Doesn't Australia have a first time home buyers credit of $44K? That could help put a temporary floor in their housing market.

Anonymous said...

Makes you wonder how many domestic citizens were lured into borrowing too much by the home tax credit. So what happens when the tax credit is no longer extant here, and interest rates start to go up?

Loan standards are still so far out of step with the rest of the world that the taxpayer is being forced to guarantee mortgages just to keep borrowing going. This is a silly situation. The bank wants domestic citizens to save nothing, which forces all borrowing to come from overseas. Then loan standards are set so low that high defaults occur.

Overseas savers have no interest in high default products. On top of this interest rates so low that they don't even cover inflation, let alone the default rate. The taxpayer is doomed under this scenario. Is the central bank deliberately trying to bankrupt the country, or is this just another unintended side effect that the bank doesn't care about?

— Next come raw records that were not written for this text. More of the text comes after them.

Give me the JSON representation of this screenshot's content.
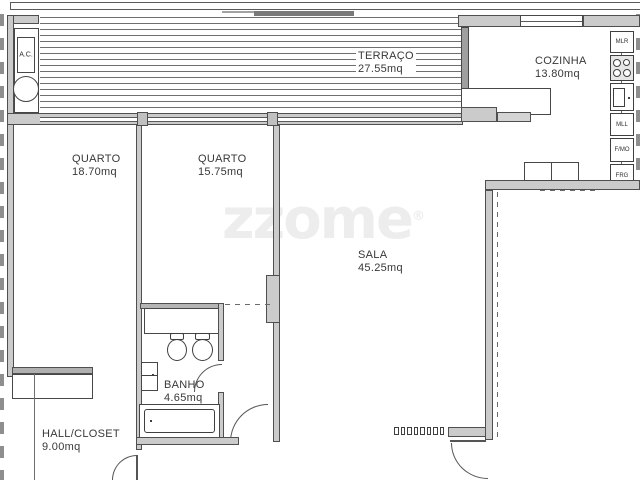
{
  "watermark": {
    "text": "zzome",
    "registered": "®"
  },
  "rooms": {
    "terraco": {
      "name": "TERRAÇO",
      "area": "27.55mq"
    },
    "cozinha": {
      "name": "COZINHA",
      "area": "13.80mq"
    },
    "quarto1": {
      "name": "QUARTO",
      "area": "18.70mq"
    },
    "quarto2": {
      "name": "QUARTO",
      "area": "15.75mq"
    },
    "sala": {
      "name": "SALA",
      "area": "45.25mq"
    },
    "banho": {
      "name": "BANHO",
      "area": "4.65mq"
    },
    "hall": {
      "name": "HALL/CLOSET",
      "area": "9.00mq"
    },
    "ac": {
      "name": "A.C."
    }
  },
  "appliances": {
    "mlr": "MLR",
    "mll": "MLL",
    "fmo": "F/MO",
    "frg": "FRG"
  },
  "colors": {
    "wall": "#cbcbcb",
    "wall_dark": "#9f9f9f",
    "outline": "#4f4f4f",
    "hatch": "#6f6f6f",
    "text": "#3c3c3c",
    "watermark": "#ededed"
  }
}
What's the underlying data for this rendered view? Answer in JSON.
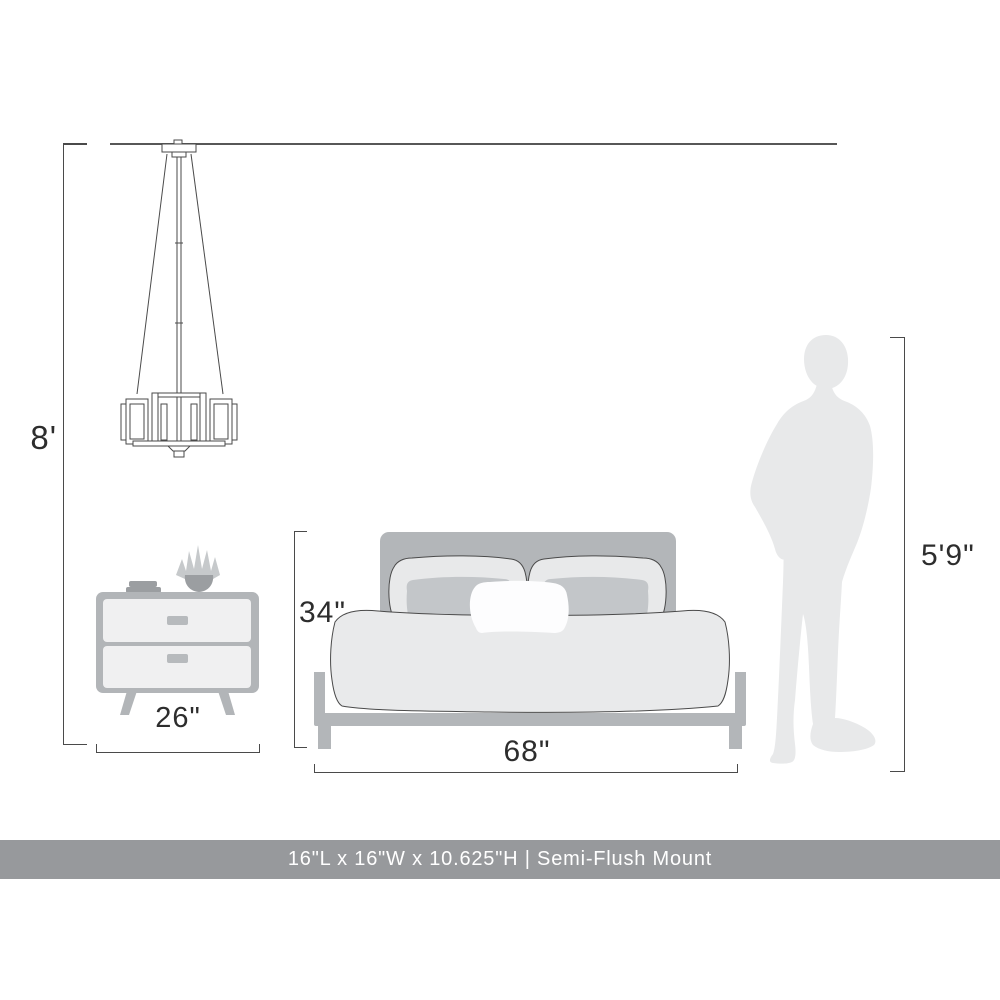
{
  "canvas": {
    "width": 1000,
    "height": 1000,
    "background": "#ffffff"
  },
  "dimensions": {
    "ceiling_height": "8'",
    "nightstand_width": "26\"",
    "bed_height": "34\"",
    "bed_width": "68\"",
    "person_height": "5'9\""
  },
  "banner": {
    "text": "16\"L x 16\"W x 10.625\"H | Semi-Flush Mount"
  },
  "figures": {
    "light": "semi-flush-mount-pendant-light",
    "nightstand": "two-drawer-nightstand-with-books-and-plant",
    "bed": "bed-front-view-with-pillows",
    "person": "standing-person-silhouette"
  },
  "colors": {
    "line": "#4a4a4a",
    "ceiling_line": "#575757",
    "label_text": "#2d2d2d",
    "furniture_gray": "#b3b6b9",
    "soft_gray": "#e8e9ea",
    "accent_gray": "#c3c6c9",
    "drawer_face": "#f0f0f1",
    "object_gray": "#9b9ea1",
    "white_pillow": "#fdfdfe",
    "banner_bg": "#97999c",
    "banner_text": "#ffffff"
  }
}
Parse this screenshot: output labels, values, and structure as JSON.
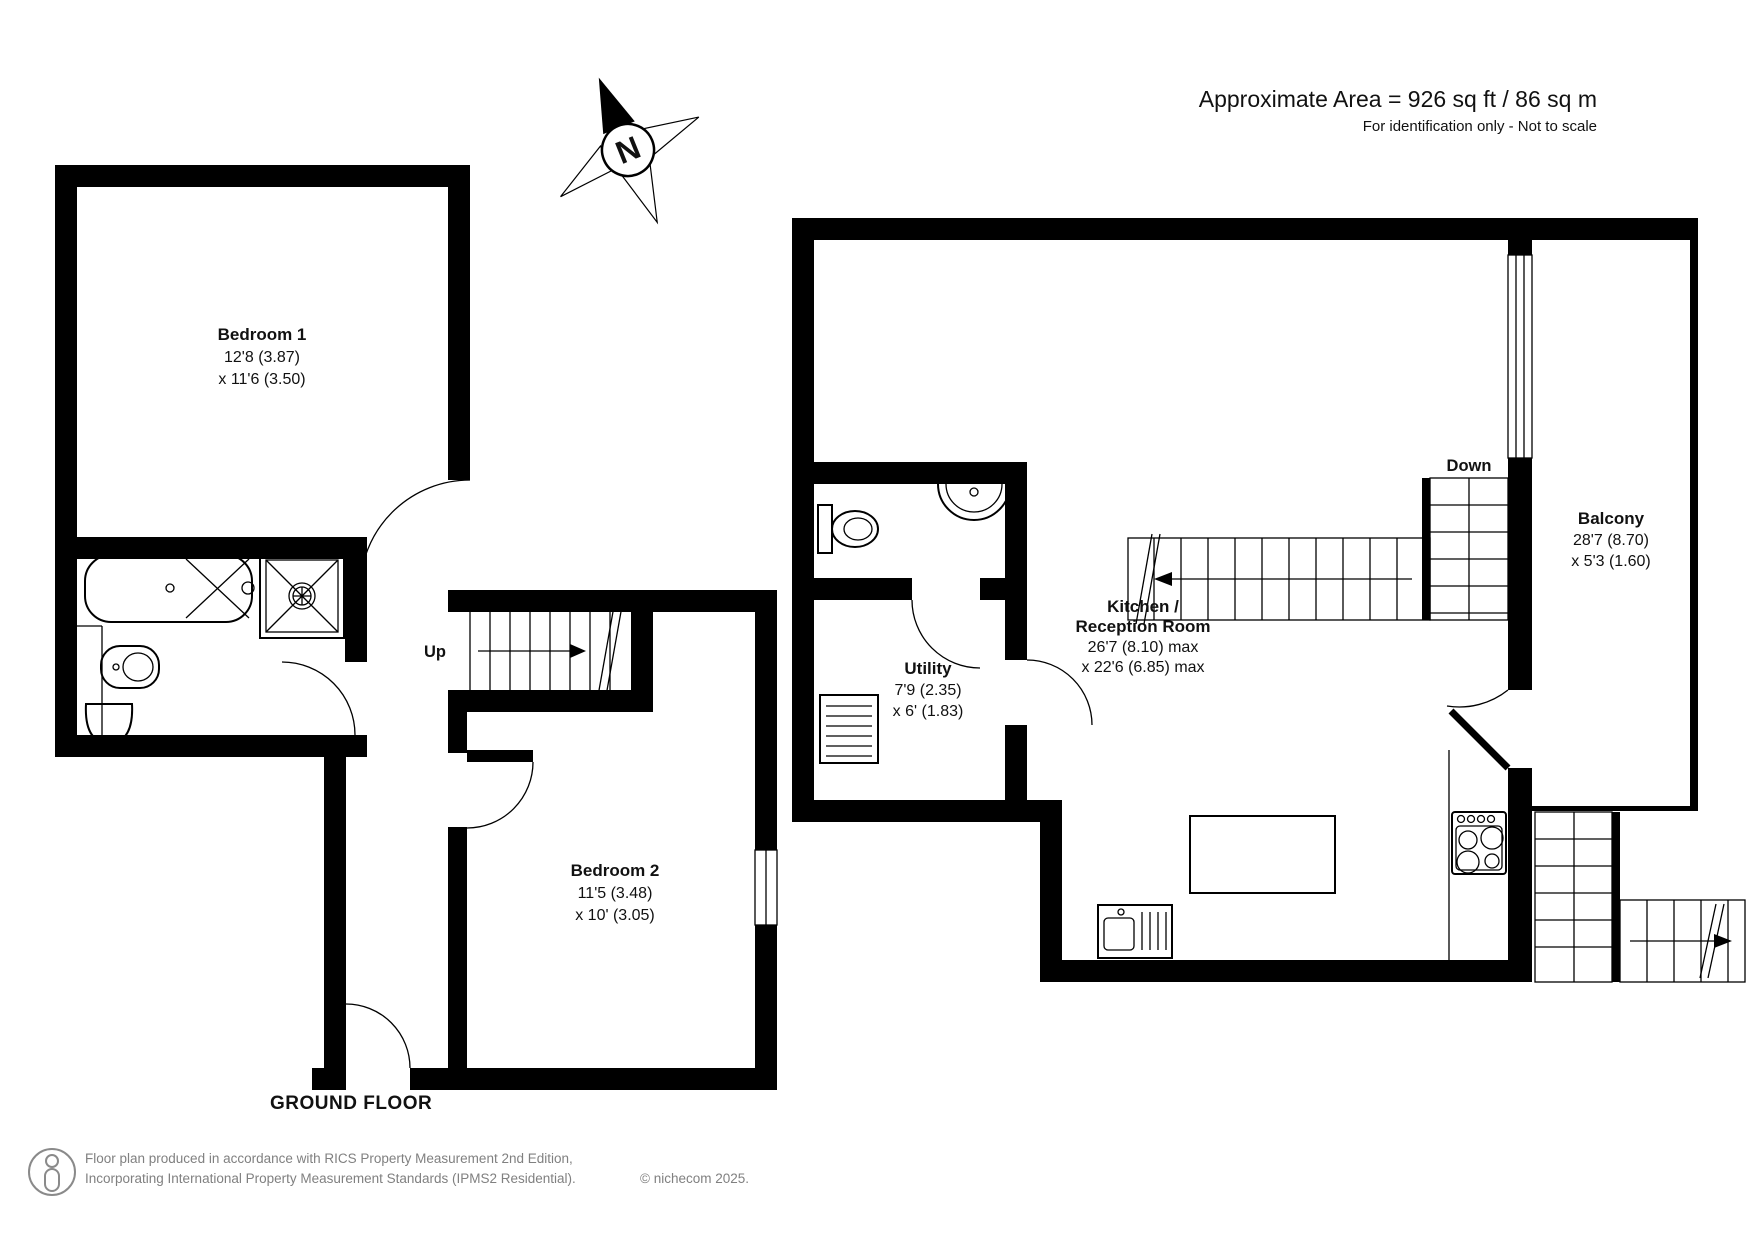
{
  "header": {
    "area": "Approximate Area = 926 sq ft / 86 sq m",
    "note": "For identification only - Not to scale"
  },
  "compass": {
    "north": "N"
  },
  "floor": {
    "label": "GROUND FLOOR"
  },
  "rooms": {
    "bedroom1": {
      "name": "Bedroom 1",
      "dim1": "12'8 (3.87)",
      "dim2": "x 11'6 (3.50)"
    },
    "bedroom2": {
      "name": "Bedroom 2",
      "dim1": "11'5 (3.48)",
      "dim2": "x 10' (3.05)"
    },
    "kitchen": {
      "name1": "Kitchen /",
      "name2": "Reception Room",
      "dim1": "26'7 (8.10) max",
      "dim2": "x 22'6 (6.85) max"
    },
    "utility": {
      "name": "Utility",
      "dim1": "7'9 (2.35)",
      "dim2": "x 6' (1.83)"
    },
    "balcony": {
      "name": "Balcony",
      "dim1": "28'7 (8.70)",
      "dim2": "x 5'3 (1.60)"
    }
  },
  "stairs": {
    "up": "Up",
    "down": "Down"
  },
  "footer": {
    "line1": "Floor plan produced in accordance with RICS Property Measurement 2nd Edition,",
    "line2": "Incorporating International Property Measurement Standards (IPMS2 Residential).",
    "copyright": "© nichecom 2025."
  },
  "colors": {
    "wall": "#000000",
    "muted": "#808080"
  }
}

Let home prices attenuate to where the median person can afford them without expensive taxpayer subsidies already.

Anonymous said...

Oz has the highest home prices in the world, but just like in CA, rent prices are much more reasonable. It took 5 years for the CA home bubble to pop, maybe Oz can go a bit longer on the China story, but it can't go on forever.

EU

barnaby33 said...

Having lived in Oz for a couple of months at the end of 08 (Bondi Beach), it was refreshing to see denial is even thicker there than in the US.

House prices in Sydney were retardedly out of whack with incomes. Taxes are higher, which means effective salaries are lower. Oz is a one trick economy, resources! Oh and all the loans are recourse and 5 years ARMS at best! All I can say is, we're all subprime now.

Tim said...

What I liked best about Jessica's story was the use of the phrase "house price Cassandra" in the lead paragraph, words that brought back memories of the U.S. housing bubble when it was fully inflated about five years ago.

Except for the Chinese and the Aussies, "we're all Cassandras now".